Humes had written for other former Hollywood actors, including Shirley Temple. One speech for a retired Cary Grant, who was addressing a community of middle-aged women, was a sure winner. “All he needed to do was smile,” Humes says. Instead of a script, Humes posed—and Grant practiced—possible questions and answers.

The best speech Humes says he ever wrote was delivered at Sunnyland, Walter Annenberg’s California estate. Ten were in attendance: Annenberg and his wife, Nancy and Ronald Reagan, former Secretary of State George Shultz and his wife, Betty and Gerald Ford, and Colin Powell and his wife. “I’ve had an interesting life,” Humes admits. “I’ve watched all these people at close hand.”
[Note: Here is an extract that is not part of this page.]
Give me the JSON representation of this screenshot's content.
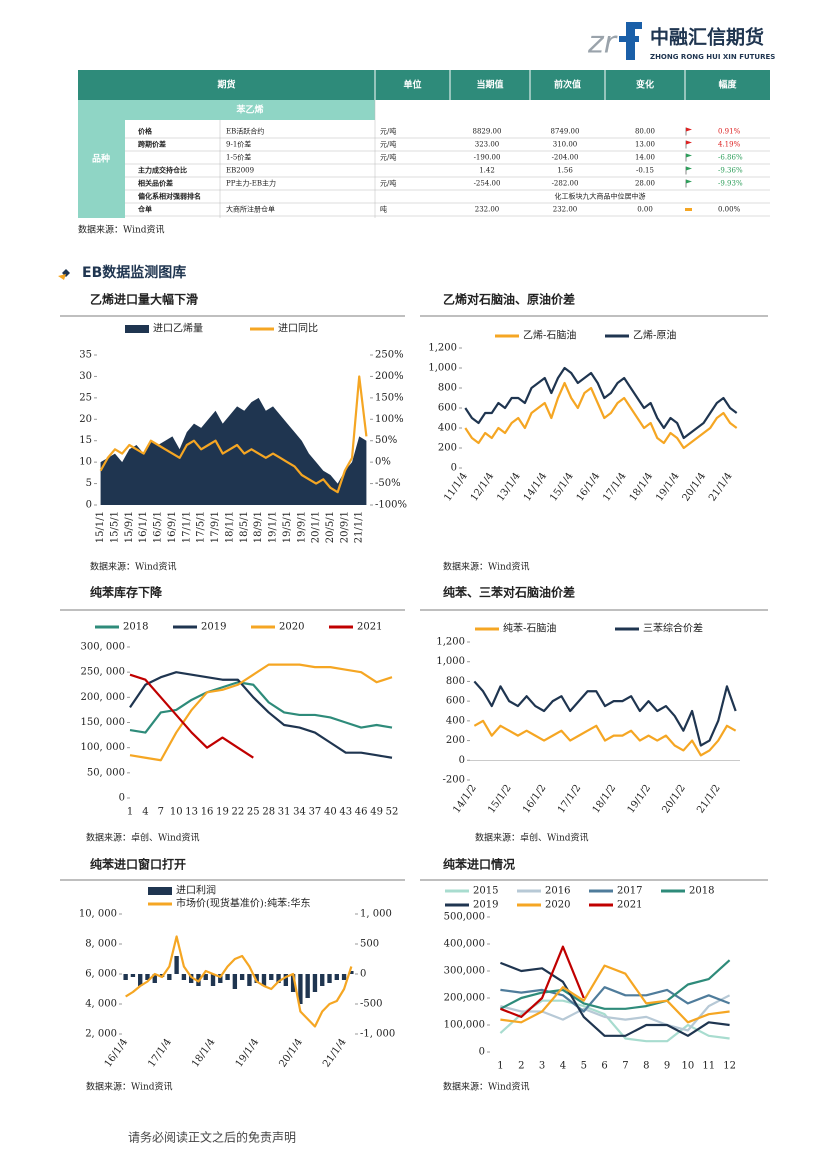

Upon publication of his most recent book, The Wit and Wisdom of Ronald Reagan, in October 2007, Humes presented a copy to Margaret Thatcher in the House of Lords in London. In a trembling voice, she told him, “James, you won the Cold War without firing a shot.”

Then she paused and, with tear-filled eyes, added, “They threw away the mold when they made Ronnie.”

Humes’ next five projects include Speak Like Reagan and The Wit and Wisdom of Bill Buckley. There’s also a diversion—a novel he co-authored with former U.S. Congressman John LeBoutillier. Titled The Executive Secret, it centers on a Republican president who once had a gay experience at Harvard with an Iranian student. Iran is now blackmailing the U.S. president. If he doesn’t come clean and unveil the scandal—the executive secret—Iran will use its bombs. “It’s not gay bashing,” Humes says. “It’s sympathetic, really. What the hell do you do?”

Another is Target Churchill, which hasn’t attracted a publisher but has sold movie rights. Based on what Churchill’s son told Humes, it’s about the 13 plots on the former leader’s life. Then there’s Only Nixon, based on a trip to China with Edward Nixon, the former president’s brother, and interviews they conducted with Chinese foreign policy experts. “It takes a view from their side,” Humes says. “Nixon was a god over there.”

Humes writes all of his books longhand on yellow legal pads. He also keeps a diary for his grandson and namesake, James, the oldest boy. Entries describe what he’s done that day, where he’s eaten lunch, and what libraries he’s used for research. He’s on his ninth volume.

“I don’t have a lot of money to give him,” he says. “But I have my observations.”